Verbraucherrechte für Telefonkunden gestärkt
In den letzten zehn Jahren sind die Kosten für Telekommunikationsleistungen insgesamt stark gesunken. Gleichgültig, ob es sich um Mobilfunk, DSL oder einen normalen Festnetzanschluss handelt: Die Kosten sind gesunken und die Verbreitung schneller Anschlüsse nimmt stetig zu. Doch gerade beim Wechsel eines Anbieters stoßen Verbraucher immer wieder auf Probleme.

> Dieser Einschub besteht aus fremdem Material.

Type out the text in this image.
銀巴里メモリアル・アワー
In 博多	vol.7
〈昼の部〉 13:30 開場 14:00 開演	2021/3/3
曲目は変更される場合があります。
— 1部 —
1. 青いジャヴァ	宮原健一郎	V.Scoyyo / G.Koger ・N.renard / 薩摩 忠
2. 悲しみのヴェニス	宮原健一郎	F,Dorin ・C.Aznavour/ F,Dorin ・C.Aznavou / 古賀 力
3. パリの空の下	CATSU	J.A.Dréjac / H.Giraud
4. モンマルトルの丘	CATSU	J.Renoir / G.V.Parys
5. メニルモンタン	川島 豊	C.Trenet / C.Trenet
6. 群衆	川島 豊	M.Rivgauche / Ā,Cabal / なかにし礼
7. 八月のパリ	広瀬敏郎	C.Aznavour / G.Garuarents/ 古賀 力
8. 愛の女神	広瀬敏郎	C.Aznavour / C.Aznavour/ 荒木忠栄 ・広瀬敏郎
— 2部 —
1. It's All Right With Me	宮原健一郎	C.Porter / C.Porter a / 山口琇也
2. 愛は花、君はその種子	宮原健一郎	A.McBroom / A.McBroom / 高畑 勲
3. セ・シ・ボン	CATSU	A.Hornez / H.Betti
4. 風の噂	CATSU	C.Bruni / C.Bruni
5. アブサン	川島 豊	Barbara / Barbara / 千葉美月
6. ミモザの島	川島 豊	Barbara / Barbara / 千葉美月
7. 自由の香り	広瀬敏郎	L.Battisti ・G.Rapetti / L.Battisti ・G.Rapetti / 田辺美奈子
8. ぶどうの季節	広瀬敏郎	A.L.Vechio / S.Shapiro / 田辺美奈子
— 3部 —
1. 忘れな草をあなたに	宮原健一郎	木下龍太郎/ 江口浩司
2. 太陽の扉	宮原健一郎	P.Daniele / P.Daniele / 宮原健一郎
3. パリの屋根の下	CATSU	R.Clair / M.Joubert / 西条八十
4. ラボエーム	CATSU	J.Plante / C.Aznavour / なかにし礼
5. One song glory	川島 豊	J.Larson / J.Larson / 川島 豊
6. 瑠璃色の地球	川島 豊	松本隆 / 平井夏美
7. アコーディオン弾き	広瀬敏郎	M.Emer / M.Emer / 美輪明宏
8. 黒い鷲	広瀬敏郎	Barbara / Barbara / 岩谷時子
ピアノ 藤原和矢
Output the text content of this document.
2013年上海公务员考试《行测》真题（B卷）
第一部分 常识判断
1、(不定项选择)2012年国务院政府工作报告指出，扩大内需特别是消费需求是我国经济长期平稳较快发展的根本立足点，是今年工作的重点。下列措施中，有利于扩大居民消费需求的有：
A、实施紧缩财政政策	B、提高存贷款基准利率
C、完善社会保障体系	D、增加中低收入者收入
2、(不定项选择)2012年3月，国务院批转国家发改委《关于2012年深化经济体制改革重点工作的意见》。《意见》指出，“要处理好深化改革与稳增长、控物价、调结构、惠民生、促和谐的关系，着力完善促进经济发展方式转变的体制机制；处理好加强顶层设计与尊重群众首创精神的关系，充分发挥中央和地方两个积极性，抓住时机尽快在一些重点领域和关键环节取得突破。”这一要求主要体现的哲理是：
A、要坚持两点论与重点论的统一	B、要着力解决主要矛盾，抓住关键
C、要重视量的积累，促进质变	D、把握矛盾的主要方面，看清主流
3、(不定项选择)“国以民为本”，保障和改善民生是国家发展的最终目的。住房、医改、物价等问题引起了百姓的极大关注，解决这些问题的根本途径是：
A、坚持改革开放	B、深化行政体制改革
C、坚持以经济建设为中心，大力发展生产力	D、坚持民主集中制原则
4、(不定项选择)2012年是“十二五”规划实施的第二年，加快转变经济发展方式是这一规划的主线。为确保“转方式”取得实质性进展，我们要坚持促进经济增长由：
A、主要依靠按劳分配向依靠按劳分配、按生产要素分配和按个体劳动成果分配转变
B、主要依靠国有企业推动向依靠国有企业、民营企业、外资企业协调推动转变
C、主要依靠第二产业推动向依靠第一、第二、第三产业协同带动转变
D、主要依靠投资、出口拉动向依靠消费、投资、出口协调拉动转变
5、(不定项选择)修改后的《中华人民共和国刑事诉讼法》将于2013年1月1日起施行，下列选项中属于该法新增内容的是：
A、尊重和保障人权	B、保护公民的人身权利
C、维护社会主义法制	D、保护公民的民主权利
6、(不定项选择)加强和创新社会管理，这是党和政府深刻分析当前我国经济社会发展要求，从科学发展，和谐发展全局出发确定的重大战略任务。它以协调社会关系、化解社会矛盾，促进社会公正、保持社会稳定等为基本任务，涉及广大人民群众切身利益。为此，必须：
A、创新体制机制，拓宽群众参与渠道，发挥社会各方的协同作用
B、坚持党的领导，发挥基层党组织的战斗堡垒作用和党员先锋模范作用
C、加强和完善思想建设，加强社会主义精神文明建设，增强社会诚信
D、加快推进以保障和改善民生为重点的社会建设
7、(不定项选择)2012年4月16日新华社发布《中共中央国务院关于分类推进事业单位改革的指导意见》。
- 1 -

Die Politik hat hier einige neue Regelungen geschaffen, die den Verbrauchern mehr Rechte einräumen sollen. Das kürzlich in Kraft getretene Gesetz gegen unerlaubte Telefonwerbung ist eines der wichtigsten Elemente dieser Neuerungen. Verbraucher sollen insbesondere bei Vertragsanbahnungen durch Werbeanrufe besser geschützt sein als zuvor.
Knapp eine Million unaufgeforderter Anrufe belästigen die Verbraucher derzeit jeden Tag mit Werbung oder anderen Anliegen. Das “Gesetz zur Bekämpfung unerlaubter Telefonwerbung und zur Verbesserung des Verbraucherschutzes bei besonderen Vertriebsformen” soll nach dem Willen des Bundesjustizministeriums Abhilfe bei vielen Problemen schaffen.
Das Widerrufsrecht war bislang ein problematisches Unterfangen bei Verträgen, die am Telefon abgeschlossen wurden. Denn hier galt bisher, dass das Widerrufsrecht des Kunden bereits erloschen war, falls der Anbieter mit Zustimmung des Verbrauchers mit seinen Dienstleistungen begonnen hatte. Damit war der Kunde an den Vertrag gebunden, sobald die Leistungen in Anspruch genommen wurden. Mit der Neuregelung hat der Kunde jetzt bis zu vier Wochen Zeit, um den Vertrag wirksam zu widerrufen. Das Recht auf Widerruf des Kunden erlischt nun in dem Moment, in dem der Vertrag beiderseits vollständig erfüllt ist und auf ausdrücklichen Wunsch des Verbrauchers in Kraft trat.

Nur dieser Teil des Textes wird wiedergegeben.